Brooke Matthews grew up with the Walmart NW Arkansas Championship. She'll play it days after setting an NCAA scoring record.

Arkansas' Brooke Matthews, who recently smashed an NCAA scoring record, looks to make more noise in hometown LPGA event

Brooke Matthews grew up with the Walmart NW Arkansas Championship. She’s not just a Razorback golfer. She’s a Rogers High School graduate and Pinnacle Country Club member who will have family, friends and neighbors out in full force to cheer her on just nine days after she set an NCAA scoring record. Matthews, 23, scorched the field at the Cougar Classic at Yeamans Hall Club in South Carolina with a 25-under 191 total, blasting the previous 54-hole record of 19 under.

She shot 63-64-64 to win by 13 strokes.

“During the presentation, when they told me the record I was like, ‘Wow, that’s crazy,’ ” said Matthews. “That’s bigger than something I could have thought I would’ve accomplished in college golf, so it was really cool.”

USA Team member Brooke Matthews smiles after hitting her tee shot on hole six during the Foursomes match against Great Britain and Ireland Team at the 2021 Curtis Cup at Conwy Golf Club in North Wales, United Kingdom on Friday, Aug. 27, 2021. (Oisin Keniry/USGA)

There are seven University of Arkansas ties in the 2021 field – four graduates (Maria Fassi, Stacy Lewis, Gaby Lopez and Alana Uriell) and three current students (Corey Lopez, Matthews and Monday qualifier Kajal Mistry). Matthews, a redshirt senior, tied for 49th in the event last year.

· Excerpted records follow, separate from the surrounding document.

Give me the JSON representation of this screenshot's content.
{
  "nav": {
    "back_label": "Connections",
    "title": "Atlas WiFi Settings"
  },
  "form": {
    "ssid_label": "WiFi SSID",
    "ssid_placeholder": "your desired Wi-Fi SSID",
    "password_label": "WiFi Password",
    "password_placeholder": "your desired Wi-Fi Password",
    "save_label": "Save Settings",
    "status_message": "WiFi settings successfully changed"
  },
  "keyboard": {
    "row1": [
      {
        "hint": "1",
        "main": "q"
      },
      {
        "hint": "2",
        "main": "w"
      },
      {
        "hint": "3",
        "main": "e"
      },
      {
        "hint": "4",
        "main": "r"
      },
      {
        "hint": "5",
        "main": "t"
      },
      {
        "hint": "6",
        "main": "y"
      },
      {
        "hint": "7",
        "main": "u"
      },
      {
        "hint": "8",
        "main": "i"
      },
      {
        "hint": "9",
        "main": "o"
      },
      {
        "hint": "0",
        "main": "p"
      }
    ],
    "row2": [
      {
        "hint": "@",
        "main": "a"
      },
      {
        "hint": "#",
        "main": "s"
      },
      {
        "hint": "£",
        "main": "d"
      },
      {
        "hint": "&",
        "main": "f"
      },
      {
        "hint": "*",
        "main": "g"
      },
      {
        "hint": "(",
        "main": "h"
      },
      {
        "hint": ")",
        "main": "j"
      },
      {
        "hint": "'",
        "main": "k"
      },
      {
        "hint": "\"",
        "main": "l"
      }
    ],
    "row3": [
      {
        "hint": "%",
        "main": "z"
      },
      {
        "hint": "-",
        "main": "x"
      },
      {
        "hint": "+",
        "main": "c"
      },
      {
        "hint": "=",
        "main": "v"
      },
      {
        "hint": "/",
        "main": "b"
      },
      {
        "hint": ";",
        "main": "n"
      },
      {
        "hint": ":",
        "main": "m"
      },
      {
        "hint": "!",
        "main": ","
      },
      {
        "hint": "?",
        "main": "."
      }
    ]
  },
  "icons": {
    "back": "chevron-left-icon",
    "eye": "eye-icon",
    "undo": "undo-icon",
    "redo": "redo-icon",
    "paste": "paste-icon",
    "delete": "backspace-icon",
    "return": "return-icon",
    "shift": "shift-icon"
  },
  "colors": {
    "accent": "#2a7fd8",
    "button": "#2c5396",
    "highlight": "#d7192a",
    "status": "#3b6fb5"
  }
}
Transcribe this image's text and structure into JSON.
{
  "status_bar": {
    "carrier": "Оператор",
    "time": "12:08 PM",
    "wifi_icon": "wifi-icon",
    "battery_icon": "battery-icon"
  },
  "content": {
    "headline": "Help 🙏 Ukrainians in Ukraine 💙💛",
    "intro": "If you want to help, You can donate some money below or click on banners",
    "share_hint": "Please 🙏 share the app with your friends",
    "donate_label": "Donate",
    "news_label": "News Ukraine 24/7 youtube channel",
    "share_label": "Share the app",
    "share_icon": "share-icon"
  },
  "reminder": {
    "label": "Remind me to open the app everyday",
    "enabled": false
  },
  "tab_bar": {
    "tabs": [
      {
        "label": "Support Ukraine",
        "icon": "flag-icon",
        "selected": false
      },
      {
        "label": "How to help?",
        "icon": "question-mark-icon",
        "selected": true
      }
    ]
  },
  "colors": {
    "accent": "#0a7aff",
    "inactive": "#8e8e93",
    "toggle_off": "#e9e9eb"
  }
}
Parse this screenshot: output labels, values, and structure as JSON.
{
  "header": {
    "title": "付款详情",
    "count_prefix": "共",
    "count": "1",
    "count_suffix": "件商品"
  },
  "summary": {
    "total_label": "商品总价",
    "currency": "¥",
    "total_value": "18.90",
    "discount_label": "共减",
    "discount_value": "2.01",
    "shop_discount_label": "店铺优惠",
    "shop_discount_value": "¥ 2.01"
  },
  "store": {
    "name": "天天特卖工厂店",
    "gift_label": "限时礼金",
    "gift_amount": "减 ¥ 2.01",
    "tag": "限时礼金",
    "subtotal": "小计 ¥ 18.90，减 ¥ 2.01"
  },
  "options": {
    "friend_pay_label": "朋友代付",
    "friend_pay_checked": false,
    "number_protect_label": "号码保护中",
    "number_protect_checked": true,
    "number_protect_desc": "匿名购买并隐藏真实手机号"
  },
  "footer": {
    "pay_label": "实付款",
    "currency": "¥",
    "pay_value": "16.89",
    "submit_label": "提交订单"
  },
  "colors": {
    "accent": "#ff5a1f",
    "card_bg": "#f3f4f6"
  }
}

“She’s basically grown up with this tournament,” said Lewis. “I think Wendy Ward stayed with her and her family when she was younger. I can’t imagine for her what this week is going to be like, and to be playing at home and to be a Razorback.”

Lewis, a former World No. 1, won the inaugural Walmart NW Arkansas Championship in 2007 as an amateur, though it didn’t count as an official win because bad weather shortened it to one round. She won it again officially in 2014.

Razorbacks have been cutting their teeth at the event since its inception.

“It’s a tremendous recruiting tool to know that you get an opportunity to play in the event as an exemption,” said Lewis, “but also the Monday qualifying spots and just the access to professional golf and what it entails. There is no other university that has the access like this.

“I think it’s meant the world to our golf team.”

The long-bombing Matthews said she realized last spring that if she wanted to make it on the next level that she’d need to put more work into her short game. She tied for 10th at Stage I of LPGA Q-School the week prior to representing the U.S. in the Curtis Cup.

“In an ideal world I would take some momentum into Q-Series,” said Matthews, who noted that she will first compete in the Blessings Collegiate Invitational, which she won last year, in Arkansas before heading to Stage II of Q-School in Florida.

Lewis said Matthews’ 54-hole NCAA scoring record certainly got the attention of tour players, noting that Austin Ernst, last year’s winner in Arkansas, asked her “Did you see what Brooke Matthews shot?”

“I think the coolest part about (Matthews),” said Lewis, “is she just hasn’t played her best golf yet.”